Whelan, Steinberger and Environmental Services Deputy Director Manny Lanuevo first showed me an aerial view of the 200-acre property and then took me for a drive to see where more than 500 tons of trash are deposited every day, but which in a matter of a couple of years will just be for ash from H-POWER. The days of this facility taking residential garbage are almost over.
“We need to handle our own waste,” Steinberger said.
The clock to do that is ticking, and ticking quickly.
The hillside where trash is placed, then covered with dirt or a canvas tarp every day to stifle odors and keep rubbish on the ground, is expected to reach its capacity in six weeks, Whelan said. After six more weeks topping off an adjacent cell where expansion supplies like liner and pipe are now being stored, the entirety of the current landfill will be at capacity.
At that stage it will be time to move to the expansion area, further back and higher up in the gulch. Whelan says it will be open for business in two or three months, just in the nick of time. Delays were caused by furloughs and a lot of red tape.
“To be fair, when you’re looking at a canyon like that, it’s a huge engineering undertaking,” he said. “It’s not like a field in Nebraska. It’s much more complicated.”
The expansion area is big enough to add 15 years of life to Waimanalo Gulch. Whether the city is allowed to actually use the landfill for that whole period is unclear. The current permit expires in 2012. In [pdf] in 2009, the Hawaii Land Use Commission said that ash could be deposited after the deadline, but not solid waste.
H-POWER — Honolulu Program of Waste Energy Recovery — produces about 100,000 tons of ash annually by burning 600,000 tons of waste. The plant generates enough power for 45,000 homes.
“Unlike most mainland cities, Honolulu has had waste-to-energy for 20 years,” Whelan said. “This was always designed as overflow.”
The partnership between H-POWER and Waimanalo Gulch is based on the many materials that currently cannot be processed for energy. Carpets and mattresses that do not shred, as well as animals and waste treatment sludge, can’t be burned easily at this point.
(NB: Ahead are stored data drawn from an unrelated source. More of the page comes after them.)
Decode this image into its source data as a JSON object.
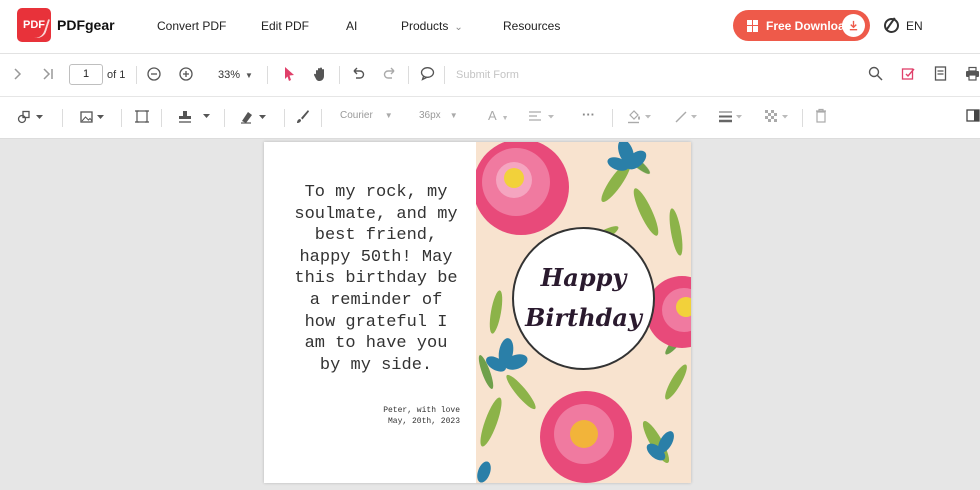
{
  "brand": {
    "logo_mark": "PDF",
    "name": "PDFgear"
  },
  "nav": {
    "items": [
      "Convert PDF",
      "Edit PDF",
      "AI",
      "Products",
      "Resources"
    ],
    "products_chevron": "⌄",
    "download_label": "Free Download",
    "lang_label": "EN"
  },
  "toolbar": {
    "page_current": "1",
    "page_total_label": "of 1",
    "zoom_value": "33%",
    "submit_form_label": "Submit Form"
  },
  "format_bar": {
    "font_family": "Courier",
    "font_size": "36px",
    "text_color_glyph": "A",
    "more_glyph": "···"
  },
  "document": {
    "message_lines": [
      "To my rock, my",
      "soulmate, and my",
      "best friend,",
      "happy 50th! May",
      "this birthday be",
      "a reminder of",
      "how grateful I",
      "am to have you",
      "by my side."
    ],
    "signature_lines": [
      "Peter, with love",
      "May, 20th, 2023"
    ],
    "card_title_line1": "Happy",
    "card_title_line2": "Birthday"
  },
  "colors": {
    "accent": "#ee5a4a",
    "logo": "#e8323a",
    "pink_icon": "#e0406a",
    "card_background": "#f8e3cf"
  }
}
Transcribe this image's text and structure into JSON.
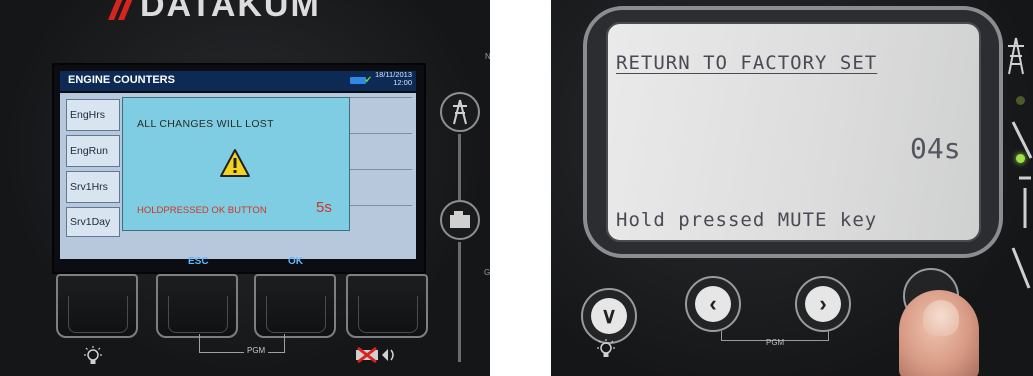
{
  "left_photo": {
    "brand": "DATAKUM",
    "screen": {
      "title": "ENGINE COUNTERS",
      "date": "18/11/2013",
      "time": "12:00",
      "list_items": [
        "EngHrs",
        "EngRun",
        "Srv1Hrs",
        "Srv1Day"
      ],
      "popup": {
        "message": "ALL CHANGES WILL LOST",
        "hold_text": "HOLDPRESSED OK BUTTON",
        "seconds": "5s"
      },
      "softkeys": {
        "left": "ESC",
        "right": "OK"
      }
    },
    "pgm_label": "PGM",
    "colors": {
      "header": "#0d2a55",
      "popup_bg": "#7ecde2",
      "warning_red": "#d33425",
      "softkey_blue": "#62b7ff"
    },
    "icons": [
      "warning-icon",
      "bulb-icon",
      "mute-icon",
      "tower-icon",
      "generator-icon",
      "datakom-logo-icon"
    ]
  },
  "right_photo": {
    "screen": {
      "title": "RETURN TO FACTORY SET",
      "countdown": "04s",
      "hint": "Hold pressed MUTE key"
    },
    "pgm_label": "PGM",
    "icons": [
      "down-arrow-icon",
      "left-arrow-icon",
      "right-arrow-icon",
      "bulb-icon",
      "tower-icon"
    ]
  }
}
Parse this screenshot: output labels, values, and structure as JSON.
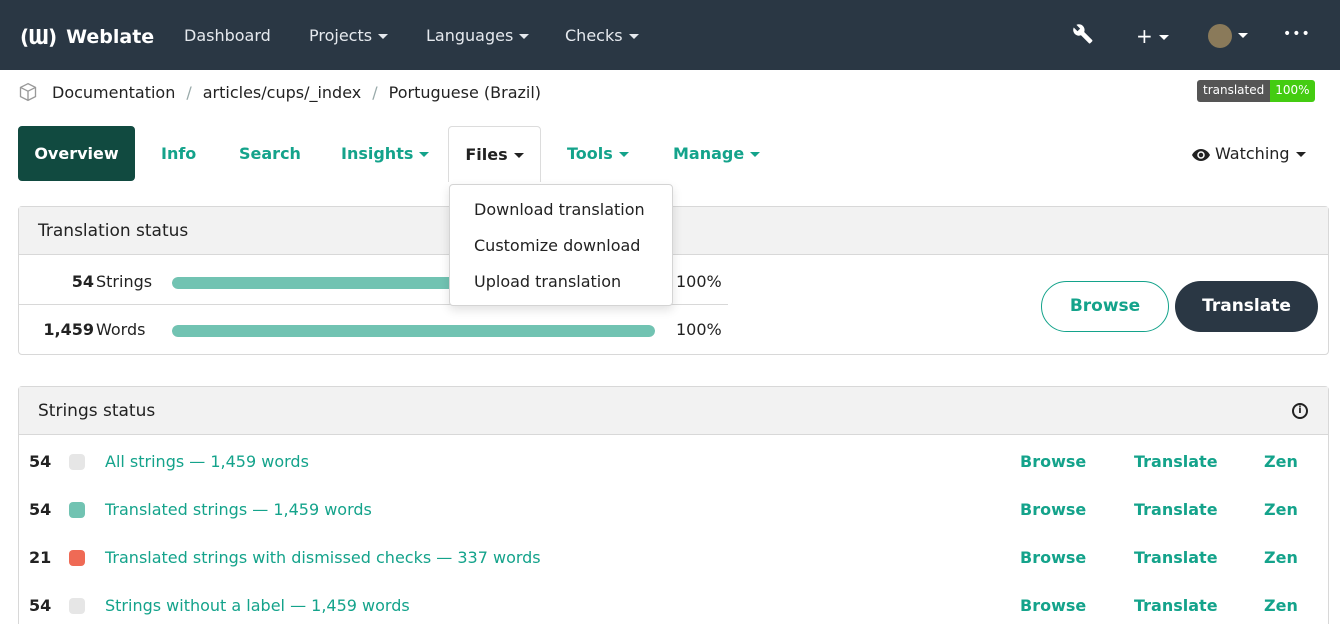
{
  "navbar": {
    "logo": "(Ɯ)",
    "brand": "Weblate",
    "items": [
      "Dashboard",
      "Projects",
      "Languages",
      "Checks"
    ],
    "wrench_icon": "wrench-icon",
    "plus_label": "+",
    "more_label": "•••"
  },
  "breadcrumb": {
    "items": [
      "Documentation",
      "articles/cups/_index",
      "Portuguese (Brazil)"
    ],
    "separator": "/"
  },
  "badge": {
    "label": "translated",
    "value": "100%"
  },
  "tabs": [
    "Overview",
    "Info",
    "Search",
    "Insights",
    "Files",
    "Tools",
    "Manage"
  ],
  "watching": "Watching",
  "files_menu": [
    "Download translation",
    "Customize download",
    "Upload translation"
  ],
  "translation_status": {
    "title": "Translation status",
    "rows": [
      {
        "count": "54",
        "label": "Strings",
        "percent": "100%",
        "fill": 1.0
      },
      {
        "count": "1,459",
        "label": "Words",
        "percent": "100%",
        "fill": 1.0
      }
    ],
    "browse": "Browse",
    "translate": "Translate"
  },
  "strings_status": {
    "title": "Strings status",
    "rows": [
      {
        "count": "54",
        "label": "All strings — 1,459 words",
        "color": "#e6e6e6"
      },
      {
        "count": "54",
        "label": "Translated strings — 1,459 words",
        "color": "#71c3b2"
      },
      {
        "count": "21",
        "label": "Translated strings with dismissed checks — 337 words",
        "color": "#ef6a55"
      },
      {
        "count": "54",
        "label": "Strings without a label — 1,459 words",
        "color": "#e6e6e6"
      }
    ],
    "actions": [
      "Browse",
      "Translate",
      "Zen"
    ]
  }
}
So they end up in the landfill. But that could change soon.
The plan is that by 2012, H-POWER will have increased its capacity and will be able to handle the island’s entire solid waste stream. At that point, Waimanalo Gulch would take just ash and residue from H-POWER and serve as an emergency backup.
A survey to identify a site for the island’s next landfill is already under way. But that process could take 15 or 20 years, Steinberger said.
Whelan and Steinberger joke that the landfill, with its spectacular view of the Pacific, will someday be the site of a $300-per-round golf course or a Disney resort, a nod to the entertainment company’s current development at nearby Ko Olina.
Despite the operators’ sunny outlook, complaints about the landfill expansion have been brought by developers and homeowners at Ko Olina — just down the hill and across Farrington Highway — as well as others in Leeward Oahu. Hawaii Senate President and Congressional hopeful Colleen Hanabusa, who represents the area, filed a lawsuit last year against the city seeking to stop the expansion in its tracks.
One other solution, shipping up to 100,000 tons of waste to the mainland annually — under a proposal just approved by the U.S. Department of Agriculture after months of delays and subsequent fines — is merely a short-term fix.